Tricuspid regurgitation

Keep them well filled, keep the heart rate high, and give them some combination of dobutamine and milrinone. Avoid high pulmonary arterial pressures.

Physiological consequences of tricuspid regurgitation

The tricuspid valve is not one usually prone to isolated regurgitant failure, outside of Ebstein's anomaly or carcinoid syndrome. Rather, the reason it regurgitates is usually because the RV is grossly distended by the effects of pulmonary hypertension. The two problems rarely exist in isolation.

Isolated tricuspid regurgitation is usually well tolerated. The right ventricle can compensate for volume overload much better than it can compensate for pressure overload. It is the coexistence of pulmonary hypertension that makes this a problem.

Tricuspid regurgitation with pulmonary hypertension is a situation where increasing pulmonary pressure makes it easier for the right ventricle to eject blood backwards rather than forwards. Thus, whenever the pulmonary vascular resistance increases (eg. in hypoxia, or with high PEEP) the RV will decompensate and cardiac output will plummet. These people tend to react to recruitment manoeuvres with cardiac arrest.

Strategies to compensate for the physiological consequences of tricuspid regurgitation


Preload needs to be kept high. The pressure pushing back against the regurgitant jet is really your CVP, and so one needs to keep the CVP abnormally high in order to maintain forward flow through the right chambers. Venodilators such as GTN are to be avoided.


The heart rate needs to be kept high, around 90. The shorter the period of contraction, the less blood is ejected into the central venous circulation. Furthermore, a high heart rate means an increased cardiac output, which means a greater removal of venous blood from the central circulation, and less symptoms of peripheral congestion.

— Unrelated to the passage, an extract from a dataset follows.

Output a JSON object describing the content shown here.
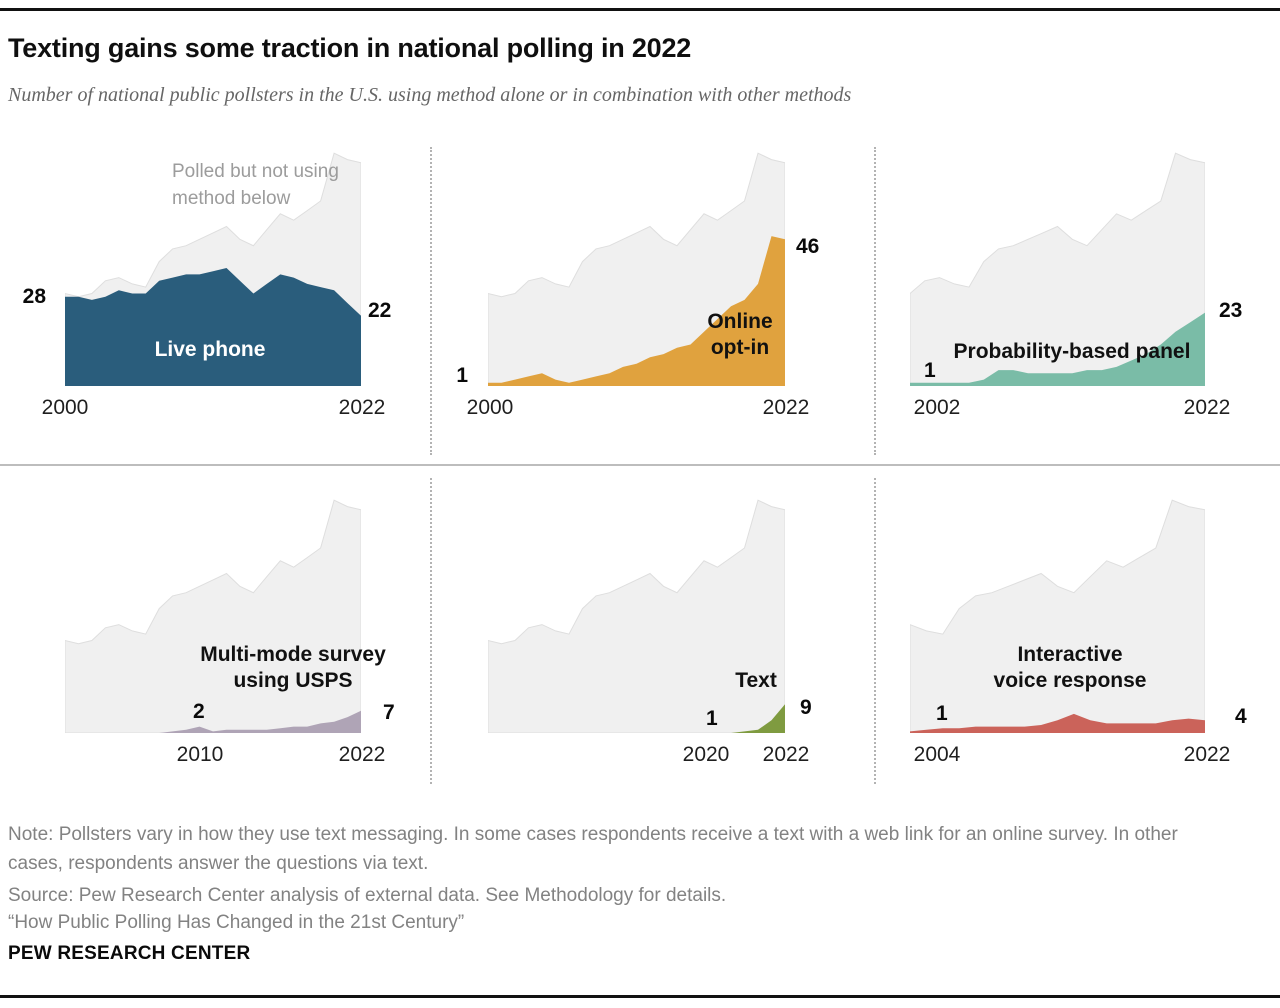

Well, these people are usually in AF anyway. You may not be able to do much about that. It certainly does not seem to be an issue of critical importance. Once definitely would not want to give contractility-impairing drugs to combat this AF.


Contractility of the right ventricle is all-important. The greater the contractility, the greater the contraction of the tricuspid annulus, and thus the regurgitation is decreased. Inotropes and chronotropes are desirable;  milrinone is the natural choice.


Systemic afterload is meaningless, but pulmonary vascular resistance is very important, and should be kept as low as possible. Any pulmonary vascular resistance is an obstacle to forward flow, and will thus increase the regurgitant fraction. Pulmonary vasodilator properties of milrinone may play some role here.


Moore and Martin's chapter on valvular disease in "A Practical Approach to Cardiac Anaesthesia" is a must-read

(in general, that book is awesome)

Stiefel, Alexander, and Volker AW Kreye. "On the haemodynamic differences between sodium nitroprusside, nitroglycerin, and isosorbide nitrates." Naunyn-Schmiedeberg's archives of pharmacology 325.3 (1984): 270-274.